There are two good ways to do this, 1) a dialog service (easy, clean), and 2) view assisted. View assisted provides some neat features, but is usually not worth it.
DIALOG SERVICE
a) a dialog service interface like via constructor or some dependency container:
interface IDialogService
{
Task ShowDialogAsync(DialogViewModel dlgVm);
}
b) Your implementation of IDialogService should open a window (or inject some control into the active window), create a view corresponding to the name of the given dlgVm type (use container registration or convention or a ContentPresenter with type associated DataTemplates). ShowDialogAsync should create a TaskCompletionSource and return its .Task proptery. The DialogViewModel class itself needs an event you can invoke in the derived class when you want to close, and watch in the dialog view to actually close/hide the dialog and complete the TaskCompletionSource.
b) To use, simply call await this.DialogService.ShowDialog(myDlgVm) on your instance of some DialogViewModel-derived class. After await returns, look at properties you've added on your dialog VM to determine what happened; you don't even need a callback.
VIEW ASSISTED
This has your view listening to an event on the viewmodel. This could all be wrapped up into a Blend Behavior to avoid code behind and resource usage if you're so inclined (FMI, subclass the "Behavior" class to see a sort of Blendable attached property on steroids). For now, we'll do this manually on each view:
a) Create an OpenXXXXXDialogEvent with a custom payload (a DialogViewModel derived class).
b) Have the view subscribe to the event in its OnDataContextChanged event. Be sure to hide and unsubscribe if the old value != null and in the Window's Unloaded event.
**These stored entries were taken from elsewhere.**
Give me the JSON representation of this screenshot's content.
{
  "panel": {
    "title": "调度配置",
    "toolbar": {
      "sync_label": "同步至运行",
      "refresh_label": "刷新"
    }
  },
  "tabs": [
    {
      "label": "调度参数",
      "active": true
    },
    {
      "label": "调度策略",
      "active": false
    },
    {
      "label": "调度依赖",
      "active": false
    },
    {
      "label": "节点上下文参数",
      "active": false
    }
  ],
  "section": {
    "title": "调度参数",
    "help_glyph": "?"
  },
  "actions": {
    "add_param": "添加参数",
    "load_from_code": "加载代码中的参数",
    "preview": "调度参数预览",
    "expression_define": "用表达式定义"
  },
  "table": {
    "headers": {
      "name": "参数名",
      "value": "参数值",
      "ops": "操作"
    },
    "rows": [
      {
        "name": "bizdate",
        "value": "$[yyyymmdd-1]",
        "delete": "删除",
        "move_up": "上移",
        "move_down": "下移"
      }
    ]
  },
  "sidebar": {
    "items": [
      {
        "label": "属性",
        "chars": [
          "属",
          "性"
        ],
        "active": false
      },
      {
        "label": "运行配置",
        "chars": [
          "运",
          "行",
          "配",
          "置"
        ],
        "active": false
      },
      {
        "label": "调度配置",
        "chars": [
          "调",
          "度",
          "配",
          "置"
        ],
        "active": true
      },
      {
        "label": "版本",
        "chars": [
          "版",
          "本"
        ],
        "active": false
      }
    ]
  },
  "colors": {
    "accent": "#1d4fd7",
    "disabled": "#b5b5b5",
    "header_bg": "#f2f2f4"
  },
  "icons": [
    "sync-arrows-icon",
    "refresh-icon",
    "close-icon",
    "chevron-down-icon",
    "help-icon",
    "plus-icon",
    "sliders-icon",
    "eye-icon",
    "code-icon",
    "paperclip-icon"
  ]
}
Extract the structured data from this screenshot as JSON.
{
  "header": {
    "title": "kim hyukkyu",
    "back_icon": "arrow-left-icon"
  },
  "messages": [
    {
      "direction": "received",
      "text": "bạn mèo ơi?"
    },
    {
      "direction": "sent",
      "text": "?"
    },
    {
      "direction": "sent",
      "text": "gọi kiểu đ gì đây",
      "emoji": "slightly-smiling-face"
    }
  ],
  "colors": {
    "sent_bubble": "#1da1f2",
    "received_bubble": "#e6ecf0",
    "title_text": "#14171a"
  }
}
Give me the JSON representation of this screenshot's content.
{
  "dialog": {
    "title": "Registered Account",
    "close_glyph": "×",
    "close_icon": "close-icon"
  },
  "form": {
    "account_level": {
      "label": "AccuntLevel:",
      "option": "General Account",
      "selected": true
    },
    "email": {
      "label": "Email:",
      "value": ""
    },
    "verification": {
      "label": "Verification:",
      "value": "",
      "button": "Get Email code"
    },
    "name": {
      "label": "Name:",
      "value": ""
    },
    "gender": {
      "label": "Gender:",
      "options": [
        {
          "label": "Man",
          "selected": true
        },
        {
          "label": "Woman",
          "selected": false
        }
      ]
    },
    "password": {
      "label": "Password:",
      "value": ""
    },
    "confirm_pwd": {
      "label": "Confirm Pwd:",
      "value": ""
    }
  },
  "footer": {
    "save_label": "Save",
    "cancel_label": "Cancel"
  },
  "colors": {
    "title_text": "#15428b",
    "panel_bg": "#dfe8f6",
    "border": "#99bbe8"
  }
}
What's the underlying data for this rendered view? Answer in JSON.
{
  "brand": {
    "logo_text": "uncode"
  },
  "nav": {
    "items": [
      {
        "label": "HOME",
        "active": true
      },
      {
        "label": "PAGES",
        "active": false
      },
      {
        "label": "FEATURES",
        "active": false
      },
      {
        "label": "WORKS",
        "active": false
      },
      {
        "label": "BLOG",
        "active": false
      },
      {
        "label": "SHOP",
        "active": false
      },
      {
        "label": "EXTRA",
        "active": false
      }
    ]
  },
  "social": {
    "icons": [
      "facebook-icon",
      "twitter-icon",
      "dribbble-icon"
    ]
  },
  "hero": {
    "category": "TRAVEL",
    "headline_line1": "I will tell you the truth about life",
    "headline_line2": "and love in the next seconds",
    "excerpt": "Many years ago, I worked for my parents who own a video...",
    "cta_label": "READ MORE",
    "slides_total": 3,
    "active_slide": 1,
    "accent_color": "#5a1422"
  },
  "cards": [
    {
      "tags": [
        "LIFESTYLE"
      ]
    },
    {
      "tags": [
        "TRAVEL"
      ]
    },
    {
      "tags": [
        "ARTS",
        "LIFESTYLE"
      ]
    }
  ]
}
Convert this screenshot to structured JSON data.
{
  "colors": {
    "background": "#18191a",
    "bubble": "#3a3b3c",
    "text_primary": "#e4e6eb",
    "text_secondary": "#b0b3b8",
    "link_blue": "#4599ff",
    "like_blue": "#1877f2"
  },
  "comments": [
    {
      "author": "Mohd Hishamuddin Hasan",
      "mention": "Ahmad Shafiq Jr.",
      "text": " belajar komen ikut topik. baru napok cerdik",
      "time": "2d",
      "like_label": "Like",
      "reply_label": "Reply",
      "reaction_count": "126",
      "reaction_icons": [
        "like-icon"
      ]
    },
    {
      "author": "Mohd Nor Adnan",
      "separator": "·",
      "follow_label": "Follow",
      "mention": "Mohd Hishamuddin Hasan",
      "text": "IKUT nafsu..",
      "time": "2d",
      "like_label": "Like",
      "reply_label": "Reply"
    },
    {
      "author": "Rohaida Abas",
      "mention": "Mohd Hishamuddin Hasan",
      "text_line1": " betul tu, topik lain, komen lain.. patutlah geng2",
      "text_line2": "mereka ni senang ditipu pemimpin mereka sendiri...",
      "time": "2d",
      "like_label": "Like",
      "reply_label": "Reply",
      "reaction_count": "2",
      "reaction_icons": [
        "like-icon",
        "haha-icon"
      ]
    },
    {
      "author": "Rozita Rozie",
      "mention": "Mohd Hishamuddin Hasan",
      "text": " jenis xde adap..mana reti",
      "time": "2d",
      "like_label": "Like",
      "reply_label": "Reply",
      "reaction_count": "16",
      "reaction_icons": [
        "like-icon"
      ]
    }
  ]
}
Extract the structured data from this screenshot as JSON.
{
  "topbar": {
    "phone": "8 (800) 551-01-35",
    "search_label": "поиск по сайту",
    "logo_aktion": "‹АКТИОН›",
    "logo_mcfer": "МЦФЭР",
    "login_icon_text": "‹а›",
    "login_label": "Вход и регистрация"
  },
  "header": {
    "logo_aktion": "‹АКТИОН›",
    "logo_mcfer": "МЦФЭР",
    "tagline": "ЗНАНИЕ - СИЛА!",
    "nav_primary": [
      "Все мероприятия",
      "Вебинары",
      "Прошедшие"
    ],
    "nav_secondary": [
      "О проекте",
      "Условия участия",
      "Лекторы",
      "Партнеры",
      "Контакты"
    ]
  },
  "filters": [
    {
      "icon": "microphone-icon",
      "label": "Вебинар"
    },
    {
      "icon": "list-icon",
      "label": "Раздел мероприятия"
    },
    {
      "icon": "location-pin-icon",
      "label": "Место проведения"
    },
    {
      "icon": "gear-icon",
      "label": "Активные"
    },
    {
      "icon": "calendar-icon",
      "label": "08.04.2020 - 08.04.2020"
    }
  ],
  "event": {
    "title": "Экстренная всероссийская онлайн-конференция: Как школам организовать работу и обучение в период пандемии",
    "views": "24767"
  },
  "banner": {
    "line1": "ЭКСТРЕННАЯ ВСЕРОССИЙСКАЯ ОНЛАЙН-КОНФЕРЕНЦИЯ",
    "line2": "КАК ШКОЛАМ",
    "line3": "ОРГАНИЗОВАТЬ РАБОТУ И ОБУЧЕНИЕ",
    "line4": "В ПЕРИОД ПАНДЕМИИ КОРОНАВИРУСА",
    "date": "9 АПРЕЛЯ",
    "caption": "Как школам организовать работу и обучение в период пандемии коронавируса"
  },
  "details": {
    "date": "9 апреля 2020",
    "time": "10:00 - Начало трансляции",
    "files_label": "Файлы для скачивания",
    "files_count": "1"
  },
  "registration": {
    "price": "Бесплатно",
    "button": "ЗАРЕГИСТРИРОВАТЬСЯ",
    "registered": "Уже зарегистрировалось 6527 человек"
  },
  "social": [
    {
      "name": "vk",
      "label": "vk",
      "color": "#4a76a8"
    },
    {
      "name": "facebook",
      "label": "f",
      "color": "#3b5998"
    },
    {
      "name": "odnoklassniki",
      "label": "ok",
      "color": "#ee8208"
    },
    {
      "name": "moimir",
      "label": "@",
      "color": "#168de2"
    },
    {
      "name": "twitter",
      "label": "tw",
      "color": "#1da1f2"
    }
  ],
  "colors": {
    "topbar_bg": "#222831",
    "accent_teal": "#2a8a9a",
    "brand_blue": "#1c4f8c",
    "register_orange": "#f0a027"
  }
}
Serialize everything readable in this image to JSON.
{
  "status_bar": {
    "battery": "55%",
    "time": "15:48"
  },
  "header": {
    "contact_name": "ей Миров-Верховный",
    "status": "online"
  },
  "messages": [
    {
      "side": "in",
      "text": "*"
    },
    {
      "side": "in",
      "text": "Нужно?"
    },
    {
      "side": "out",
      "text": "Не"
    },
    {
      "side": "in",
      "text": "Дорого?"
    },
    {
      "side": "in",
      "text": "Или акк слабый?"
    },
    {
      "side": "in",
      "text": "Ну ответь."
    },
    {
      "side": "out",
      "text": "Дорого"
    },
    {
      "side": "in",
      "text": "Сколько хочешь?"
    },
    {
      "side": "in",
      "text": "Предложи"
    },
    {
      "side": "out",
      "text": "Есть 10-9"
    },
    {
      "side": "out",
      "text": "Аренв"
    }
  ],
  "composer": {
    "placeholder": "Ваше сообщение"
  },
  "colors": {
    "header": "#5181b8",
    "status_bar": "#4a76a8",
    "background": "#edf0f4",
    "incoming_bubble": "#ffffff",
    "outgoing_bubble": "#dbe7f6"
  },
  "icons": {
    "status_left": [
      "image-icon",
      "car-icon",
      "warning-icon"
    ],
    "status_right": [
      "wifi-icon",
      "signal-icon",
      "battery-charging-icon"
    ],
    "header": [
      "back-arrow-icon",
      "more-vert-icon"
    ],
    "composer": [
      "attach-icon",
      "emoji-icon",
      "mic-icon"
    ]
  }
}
c) When the event fires, have the view open your view, which might be in a resource on your page, or you could locate it by convention elsewhere (like in the the dialog service approach).
This approach is more flexible, but requires more work to use. I don't use it much. The one nice advantage are the ability to place the view physically inside a tab, for example. I have used an algorithm to place it in the current user control's bounds, or if not big enough, traverse up the visual tree until a big enough container is found.
This allows dialogs to be close to the place they're actually used, only dim the part of the app related to the current activity, and let the user move around within the app without having to manually push dialogs away, even have multiple quasi-modal dialogs open on different tabs or sub-views.